En premier lieu, M.[V] [Y] soutient avoir régulièrement fait assigner l’ensemble des défendeurs, rappelant en tout état de cause que cette irrecevabilité relève du juge de la mise en état.
Il sollicite encore de désigner Me [O] pour procéder au partage, rappelant que son étude a d’ores et déjà effectué l’ensemble des premières formalités, et détient l’ensemble des éléments nécessaires à l’avancée du dossier. Il souligne que son impartialité ne saurait être remise en cause.
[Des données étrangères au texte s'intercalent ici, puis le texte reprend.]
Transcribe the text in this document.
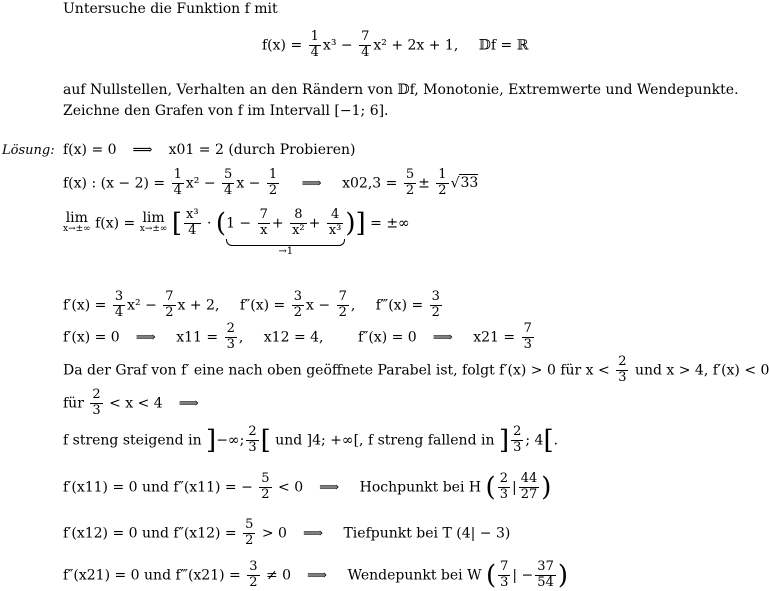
Untersuche die Funktion f mit
$f(x) = \frac{1}{4} x^3 - \frac{7}{4} x^2 + 2x + 1$, 𝔻f = ℝ
auf Nullstellen, Verhalten an den Rändern von 𝔻f, Monotonie, Extremwerte und Wendepunkte.
Zeichne den Grafen von f im Intervall [−1; 6].
Lösung: f(x) = 0 ⟹ x01 = 2 (durch Probieren)
f(x) : $(x - 2) = \frac{1}{4} x^2 - \frac{5}{4}$ $x - \frac{1}{2}$ ⟹ $x02,3 = \frac{5}{2} \pm \frac{1}{2} √33$
lim
x→±∞ f(x) = lim
x→±∞ [ $\frac{\text{x³}}{4} \cdot (1 - \frac{7}{x} + \frac{8}{\text{x²}} + \frac{4}{\text{x³}}$
→1
)] = ±∞
$f'(x) = \frac{3}{4} x^2 - \frac{7}{2}$ x + 2, $f''(x) = \frac{3}{2}$ $x - \frac{7}{2}$ , f‴(x) = $\frac{3}{2}$
f′(x) = 0 ⟹ $x11 = \frac{2}{3}$ , x12 = 4, f″(x) = 0 ⟹ $x21 = \frac{7}{3}$
Da der Graf von f′ eine nach oben geöffnete Parabel ist, folgt f′(x) > 0 für $x < \frac{2}{3}$ und x > 4, f′(x) < 0
für $\frac{2}{3} < x < 4$ ⟹
f streng steigend in ]−∞; $\frac{2}{3}$ [ und ]4; +∞[, f streng fallend in ] $\frac{2}{3}$ ; 4[.
f′(x11) = 0 und f″(x11) = − $\frac{5}{2} < 0$ ⟹ Hochpunkt bei H ( $\frac{2}{3}$ | $\frac{44}{27}$ )
f′(x12) = 0 und $f''(x12) = \frac{5}{2} > 0$ ⟹ Tiefpunkt bei T (4| − 3)
f″(x21) = 0 und f‴(x21) = $\frac{3}{2} \ne 0$ ⟹ Wendepunkt bei W ( $\frac{7}{3}$ | − $\frac{37}{54}$ )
S’agissant du rapport de la somme totale de 28 000 euros:
M.[V] [Y] fait valoir que six chèques ont été émis en date du 4 avril 2015 sur les comptes de la de cujus, laquelle était alors hospitalisée dans un état des plus critiques et sous morphine, tous de 3000 euros au bénéfice de MM. [P], [C] et [T] [Y] et de Mmes [S], [A] et [N].
Il résulte également de la correspondance établie par M.[P] [Y] en août 2022 qu’un retrait de 10 000 euros a été effectué par sa soeur [U] le [Date décès 21] 2015 à 16 h 52 soit 30 minutes avant le décès de leur mère.
Il fait valoir que Mmes [A] et [N] et M.[T] [Y] reconnaissent dans leurs écritures avoir perçu ces sommes, ne s’opposant pas au rapport à l’actif successoral, ce qui constitue un aveu judiciaire au sens de l’article 1356 du code civil, bien qu’ils concluent au débouté dans le dispositif de leurs conclusions.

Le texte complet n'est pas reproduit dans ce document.